O Tribunal de Contas da União (TCU) abriu uma investigação para apurar possíveis irregularidades no contrato firmado entre a Secretaria de Educação do Piauí (Seduc-PI) e a empresa TRON Robótica Educacional, empreendimento que, embora não tenha o influenciador Whindersson Nunes no quadro societário oficial, é amplamente divulgado pela própria companhia como tendo ligação com o artista.
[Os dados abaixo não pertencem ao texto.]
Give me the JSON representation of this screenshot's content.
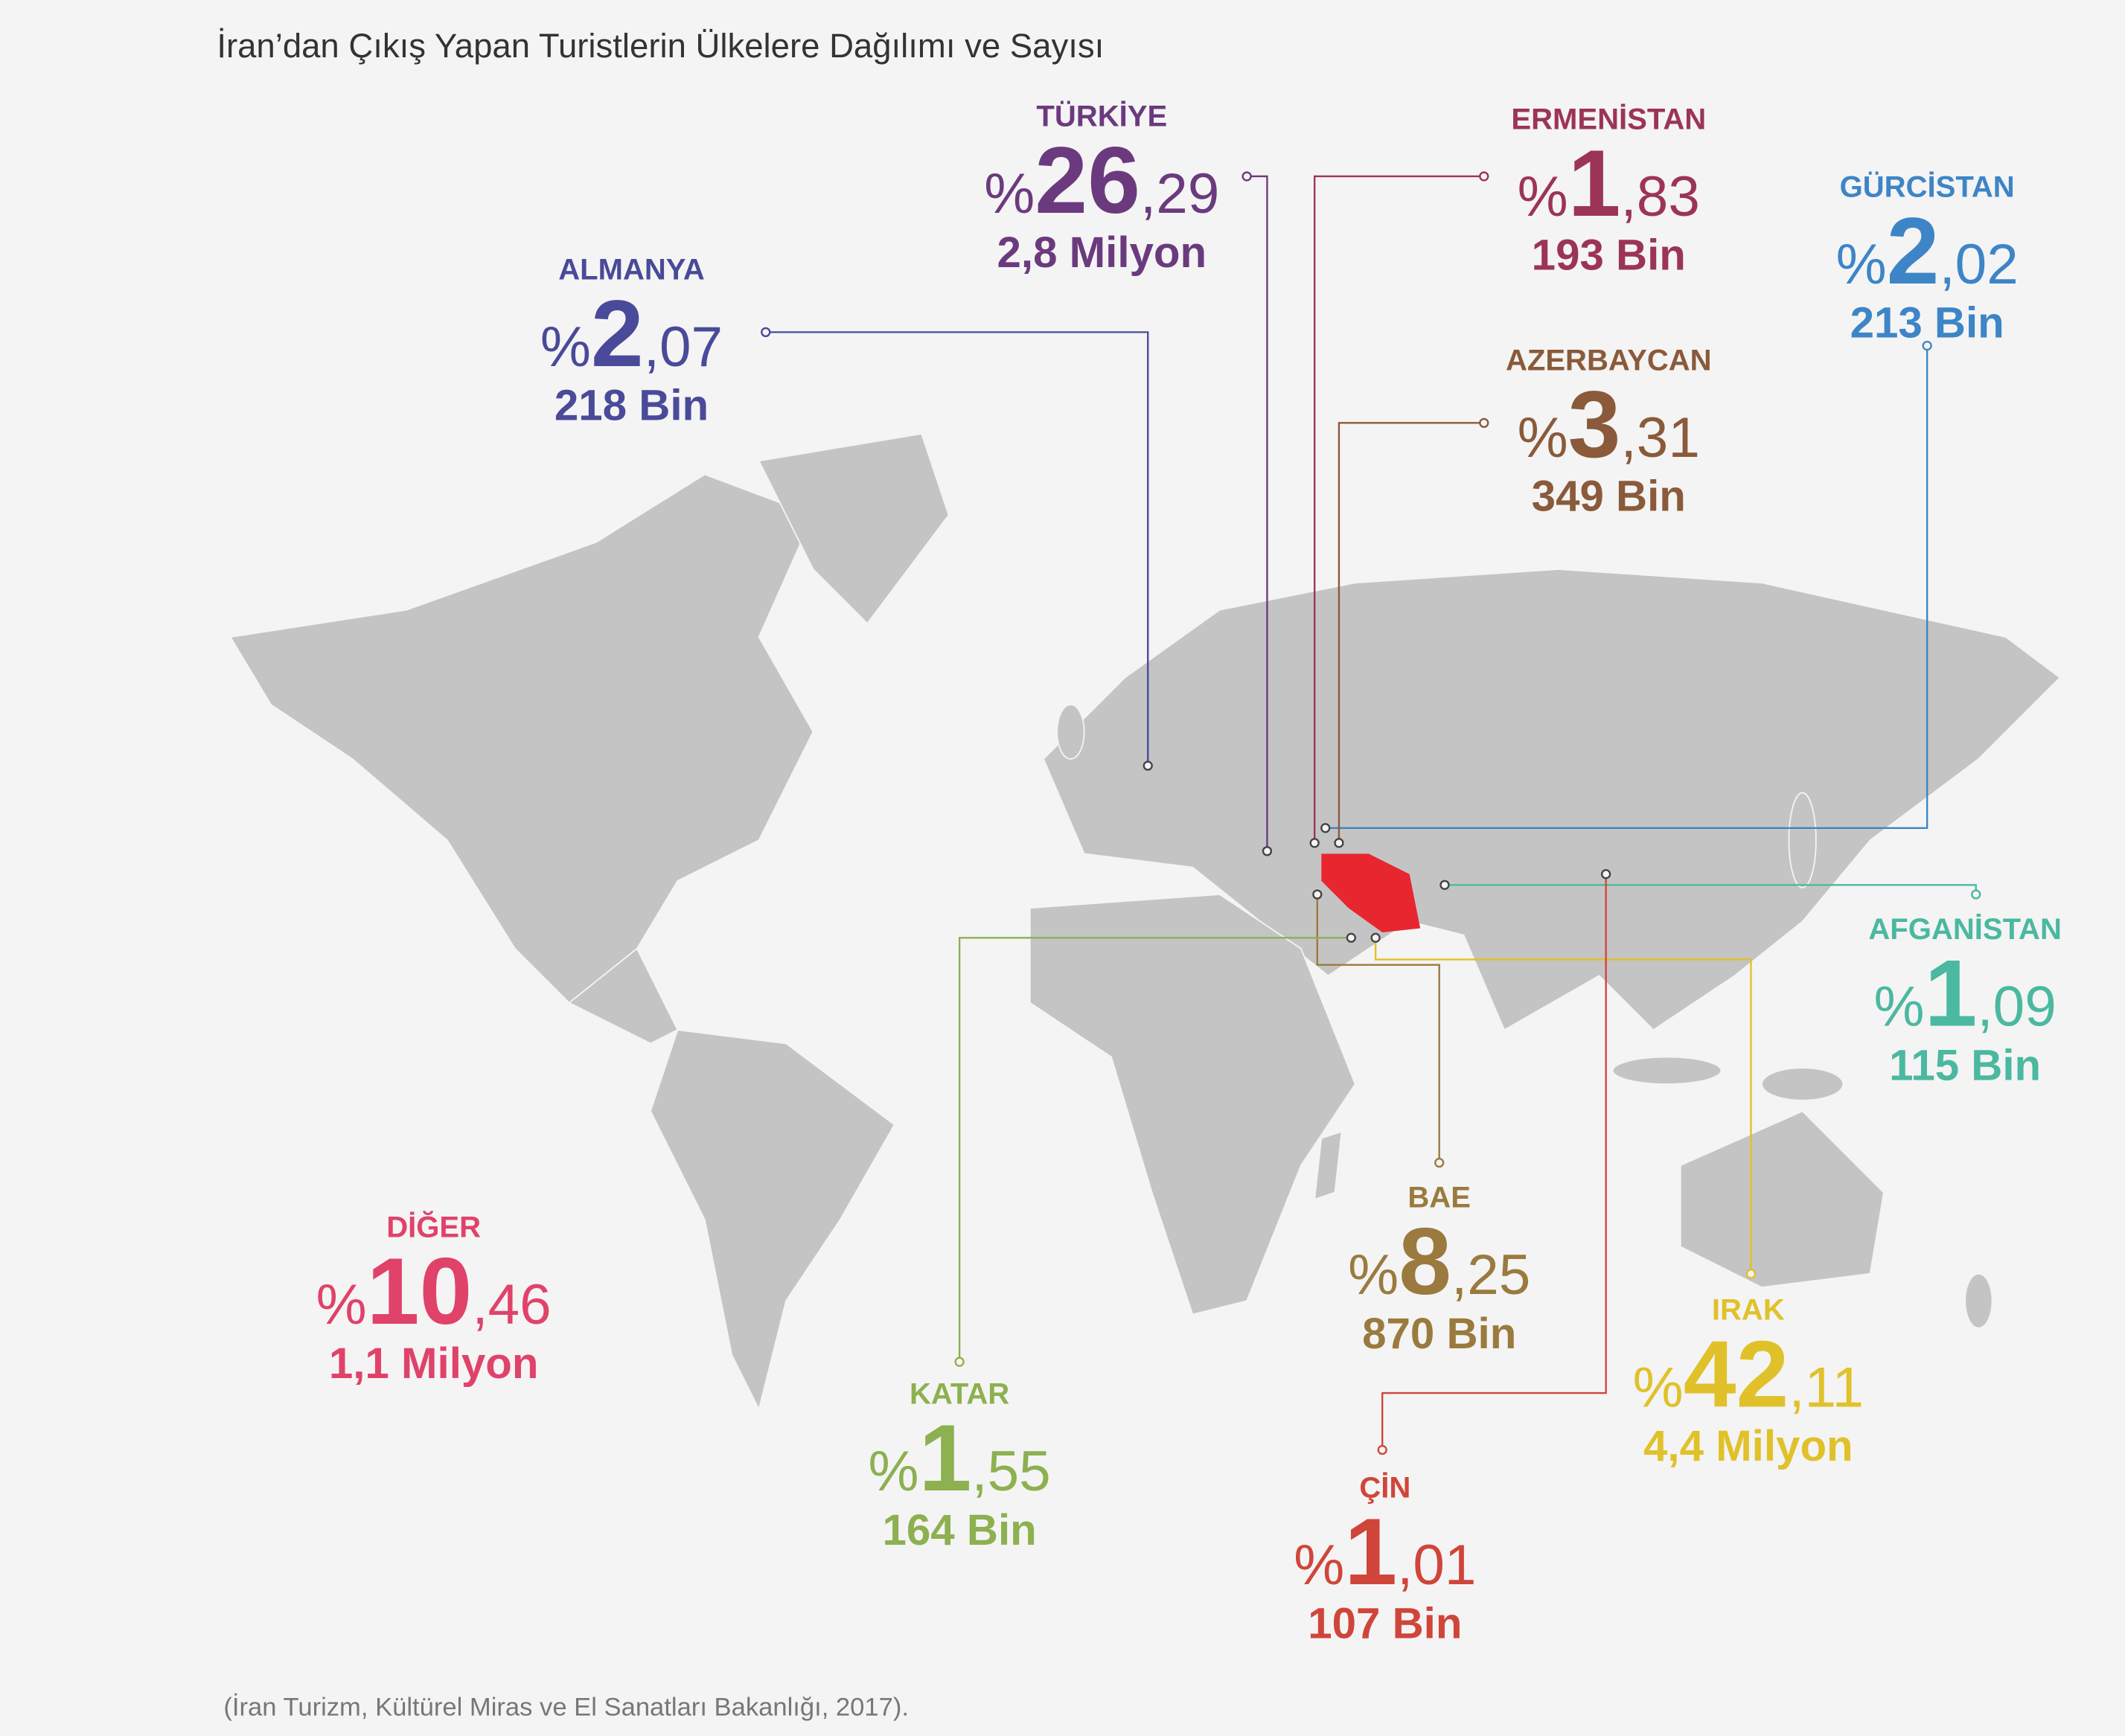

A apuração ocorre após um relatório do Tribunal de Contas do Estado do Piauí (TCE-PI) identificar indícios de superfaturamento no valor de até R$ 2,9 milhões na execução contratual.
O CONTRATO SOB INVESTIGAÇÃO
O contrato questionado foi firmado em agosto de 2024 e ultrapassa R$ 11 milhões, destinados ao fornecimento de materiais e treinamentos de robótica para estudantes da rede pública estadual do Piauí.
O ministro Aroldo Cedraz, relator do caso no TCU, determinou que tanto a Seduc-PI quanto a TRON apresentem esclarecimentos em até 15 dias. Apesar dos indícios levantados pelo TCE-PI, Cedraz negou pedido para suspender o contrato de imediato.
O QUE APONTOU O TCE-PI
O relatório do TCE-PI, divulgado no final de 2025, menciona indícios de direcionamento, pagamentos indevidos e ausência de entrega de materiais contratados.
Entre os principais pontos citados pela auditoria estão os pagamentos superiores a R$ 2,9 milhões pela entrega de aproximadamente 15 mil unidades de materiais pedagógicos; relatos de escolas informando que não receberam materiais físicos nem e-books; e divergências entre os itens registrados como entregues e o que estava previsto no contrato.
O TCE-PI concluiu que os dados sugerem possível pagamento por itens não entregues, configurando superfaturamento por não execução.
LIGAÇÃO ENTRE A TRON E WHINDERSSON
Embora Whindersson não seja formalmente sócio no cadastro da Receita Federal, a própria TRON utiliza a imagem do influenciador em materiais de divulgação, o próprio artista já afirmou publicamente ter “uma empresa no Piauí”, e o governador Rafael Fonteles já se referiu a Whindersson como “sócio” da empresa ao comentar parcerias tecnológicas no estado.
O TCE-PI, contudo, não menciona o nome do influenciador no relatório, já que sua participação não é formal na estrutura societária da empresa.
PRÓXIMOS PASSOS
O TCU aguarda as respostas da Seduc-PI e da TRON para decidir se abre um processo de fiscalização mais amplo. A investigação ocorre em meio à expansão de programas de robótica em escolas do Piauí, financiados com recursos públicos e apresentados como parte das ações de inovação educacional do governo estadual.